Hi Phil,

Please note that _everything_ that you can do in a component, you can do in a page as well. After all, page extends component. For example, you _can_ use the listener approach within a page if you want to.

The differences occur mostly because the page provides some additional tools to make things easy. (e.g. the detach() and initialize() methods) Some of these tools can be provided efficiently within the page, but would be inefficient to provide within the components. For others there is no point, since you can always do getPage().getBlah(), and it makes no sense to load the component interface unnecessarily.

Basically, if I understand correctly, Howard's goal was to create a framework that can be very efficient if necessary. For that reason he has abstained from building in inefficiencies as much as possible, but has made the framework very extensible to compensate for that if necessary.

For example, it is trivial for the developer to create a subclass of BaseComponent that registers itself as a PageDetachListener automatically and invokes the overridable methods detach() and initialize(). That class can then be used instead of BaseComponent in his application. This achieves precisely what you ask for, but it does not require all components to register themselves as a listener (in the same way BaseComponent extends AbstractComponent to add the capability of using a template; the most performance critical components are based on AbstractComponent, however).

Taken together, these two things probably discourage component development. Maybe there is a connection between this and dearth of Tapestry component contribs?

Not at all. At our company we have a long list of "standard" components that we have developed and use. Some of them are simple, others comprise of tens of other components and depend on thousands of lines of code. Obviously they have been significantly extended and improved over time, but the way to use them has remained exactly the same -- a few lines to insert them and bind to them. The code that uses them has not changed at all. This is, I think, a most powerful testament of the Tapestry approach.

Most of our components cannot be contributed to the public -- they depend heavily on the our in-house technology. Others can, and we have started doing that.

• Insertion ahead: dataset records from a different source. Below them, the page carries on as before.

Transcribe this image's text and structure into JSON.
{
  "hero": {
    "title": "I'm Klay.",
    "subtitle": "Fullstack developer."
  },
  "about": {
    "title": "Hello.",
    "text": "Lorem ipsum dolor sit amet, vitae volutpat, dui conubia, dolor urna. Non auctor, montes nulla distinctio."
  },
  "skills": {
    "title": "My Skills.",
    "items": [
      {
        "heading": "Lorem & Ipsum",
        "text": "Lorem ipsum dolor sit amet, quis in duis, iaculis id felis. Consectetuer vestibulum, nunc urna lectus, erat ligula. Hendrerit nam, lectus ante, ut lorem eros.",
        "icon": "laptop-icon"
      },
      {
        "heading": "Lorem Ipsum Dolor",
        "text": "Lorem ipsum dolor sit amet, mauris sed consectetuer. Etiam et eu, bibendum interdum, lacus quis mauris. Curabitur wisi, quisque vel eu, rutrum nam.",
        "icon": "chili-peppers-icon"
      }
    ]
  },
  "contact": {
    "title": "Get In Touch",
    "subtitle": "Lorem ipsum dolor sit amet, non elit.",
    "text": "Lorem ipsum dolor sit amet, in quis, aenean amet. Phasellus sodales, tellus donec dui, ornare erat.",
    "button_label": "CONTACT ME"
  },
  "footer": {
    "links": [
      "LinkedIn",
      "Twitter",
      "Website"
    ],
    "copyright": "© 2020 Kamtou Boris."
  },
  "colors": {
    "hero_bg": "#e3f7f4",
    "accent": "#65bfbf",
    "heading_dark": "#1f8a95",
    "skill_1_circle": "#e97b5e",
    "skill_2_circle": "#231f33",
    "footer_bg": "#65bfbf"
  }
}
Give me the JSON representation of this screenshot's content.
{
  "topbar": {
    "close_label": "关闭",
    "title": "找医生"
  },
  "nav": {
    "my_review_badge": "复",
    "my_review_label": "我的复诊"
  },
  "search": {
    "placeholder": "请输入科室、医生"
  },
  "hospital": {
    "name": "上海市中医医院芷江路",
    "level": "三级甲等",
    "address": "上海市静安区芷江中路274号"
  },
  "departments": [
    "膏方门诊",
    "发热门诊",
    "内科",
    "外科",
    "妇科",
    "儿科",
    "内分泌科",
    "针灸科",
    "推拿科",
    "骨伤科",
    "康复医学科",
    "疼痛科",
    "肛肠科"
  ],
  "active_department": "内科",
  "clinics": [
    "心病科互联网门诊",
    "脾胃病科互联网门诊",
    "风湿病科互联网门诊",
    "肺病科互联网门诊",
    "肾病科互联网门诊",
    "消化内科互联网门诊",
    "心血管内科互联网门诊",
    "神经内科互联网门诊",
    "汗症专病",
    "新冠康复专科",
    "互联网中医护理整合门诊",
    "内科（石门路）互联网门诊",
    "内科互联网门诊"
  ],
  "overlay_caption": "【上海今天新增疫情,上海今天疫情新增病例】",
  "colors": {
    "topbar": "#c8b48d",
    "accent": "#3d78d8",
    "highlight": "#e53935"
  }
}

The problem of the relative lack of publicly contributed components is not in Tapestry's techology. It is in the relatively clumsy current mechanism to contribute the components, which indirectly discourages people from sharing. As you have probably noticed, this problem is being addressed :-).

Sorry, I did not mean to turn this into advocacy (I know that is not needed), but could not help myself at one point :-). I do think it is a good idea to look for ways to improve the framework and make it more user-friendly, but I do not think we should lose perspective. I hope what I've written makes sense, and would give rise to further suggestions.

Best regards,

-mb

 

 Phil Surette <[EMAIL PROTECTED]> wrote:

No problem (about not agreeing). I don't quite agree with you either wrt the impact on performance, but I think we're splitting hairs there. As for initialize... can't find the method you're referring to, maybe it's something I should be using ;)
 
I do think it's a serious problem with Tapestry that Pages and Components are so different. As I recall from when I joined this list, someone gave up on Tapestry for just that reason. Anyone used to the AWT, for instance, will expect the root component (the IPage in Tapestry) to be like  other components.
 
As it is, you have to learn to do a number of the same things twice: the Page way, and the Component way. This also makes it more painful to extract components from Pages. Taken together, these two things probably discourage component development. Maybe there is a connection between this and dearth of Tapestry component contribs?